犯罪、ホラー、サスペンス、ドラマと、すべてのジャンルの要素を含みながら、どのジャンルにも属さない。それが、デヴィッド・クローネンバーグ監督だけの映画色彩。前作『イグジステンズ』から3年、今回は、孤独な男の記憶を使って、現実と虚構の狭間を行き来する心理をスクリーンに映し出した。自分を閉ざした男スパイダーは、母親が死んだ故郷の地へと戻ることで、忌まわしい過去へと対峙していく。

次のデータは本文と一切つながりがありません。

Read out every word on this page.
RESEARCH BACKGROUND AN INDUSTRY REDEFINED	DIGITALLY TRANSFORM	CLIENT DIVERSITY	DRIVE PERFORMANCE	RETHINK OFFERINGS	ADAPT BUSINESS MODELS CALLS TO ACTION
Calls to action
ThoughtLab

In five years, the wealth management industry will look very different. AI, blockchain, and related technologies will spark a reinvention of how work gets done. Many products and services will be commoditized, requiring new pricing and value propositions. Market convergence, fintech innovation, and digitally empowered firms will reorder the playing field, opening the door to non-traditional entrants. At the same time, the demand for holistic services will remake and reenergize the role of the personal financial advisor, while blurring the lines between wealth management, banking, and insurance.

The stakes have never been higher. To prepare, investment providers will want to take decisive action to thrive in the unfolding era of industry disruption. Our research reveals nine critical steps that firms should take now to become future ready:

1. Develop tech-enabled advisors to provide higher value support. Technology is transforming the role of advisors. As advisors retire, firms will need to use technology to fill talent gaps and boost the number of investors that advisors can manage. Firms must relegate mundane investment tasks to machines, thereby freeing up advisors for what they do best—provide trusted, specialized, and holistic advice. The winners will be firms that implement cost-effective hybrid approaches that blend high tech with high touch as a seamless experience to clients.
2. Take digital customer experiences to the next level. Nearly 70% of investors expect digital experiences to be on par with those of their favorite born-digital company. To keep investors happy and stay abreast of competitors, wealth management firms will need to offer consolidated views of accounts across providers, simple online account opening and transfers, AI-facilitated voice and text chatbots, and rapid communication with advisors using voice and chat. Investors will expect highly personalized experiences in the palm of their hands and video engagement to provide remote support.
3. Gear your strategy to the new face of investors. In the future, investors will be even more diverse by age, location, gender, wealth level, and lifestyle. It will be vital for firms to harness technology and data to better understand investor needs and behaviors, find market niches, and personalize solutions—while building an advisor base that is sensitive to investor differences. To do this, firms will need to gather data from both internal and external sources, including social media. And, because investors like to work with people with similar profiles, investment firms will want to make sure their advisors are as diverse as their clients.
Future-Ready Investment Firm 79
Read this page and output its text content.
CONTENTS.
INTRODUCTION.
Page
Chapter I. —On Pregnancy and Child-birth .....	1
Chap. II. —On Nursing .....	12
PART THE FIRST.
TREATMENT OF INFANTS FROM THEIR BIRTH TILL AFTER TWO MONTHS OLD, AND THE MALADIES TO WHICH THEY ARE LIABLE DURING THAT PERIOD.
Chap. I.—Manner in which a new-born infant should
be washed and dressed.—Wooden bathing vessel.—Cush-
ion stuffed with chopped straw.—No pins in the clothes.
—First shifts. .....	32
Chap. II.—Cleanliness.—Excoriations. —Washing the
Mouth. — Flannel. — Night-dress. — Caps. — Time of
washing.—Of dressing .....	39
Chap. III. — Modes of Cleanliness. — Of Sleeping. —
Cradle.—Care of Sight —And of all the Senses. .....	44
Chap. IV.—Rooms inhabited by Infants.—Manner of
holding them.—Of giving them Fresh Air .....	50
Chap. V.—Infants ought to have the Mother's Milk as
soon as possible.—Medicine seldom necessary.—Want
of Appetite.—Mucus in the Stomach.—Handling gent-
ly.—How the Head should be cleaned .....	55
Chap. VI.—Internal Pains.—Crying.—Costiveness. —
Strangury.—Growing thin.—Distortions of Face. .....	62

成長したスパイダーを演じるレイフ・ファインズは、深い瞳にできた影や抑制した表情のすべてに、強烈で不気味なオーラを感じさせ、物語に静の力を与えている。心を病んだ男の辿る記憶は、一体どんな真実を語るのか…? 観客は網にかかった獲物のように、この迷路に捕らわれるはずだ。

公開日・キャスト、その他基本情報

公開日 2003年3月29日
キャスト 監督デヴィッド・クローネンバーグ
出演レイフ・ファインズ ミランダ・リチャードソン ガブリエル・バーン リン・レッドグローブ ジョン・ネビル
配給 ブエナ ビスタ インターナショナル(ジャパン)
制作国 フランス=カナダ=イギリス(2002)
上映時間 98分

(C)2002 Spider Productions Limited/Spider Film Limited All rights reserved.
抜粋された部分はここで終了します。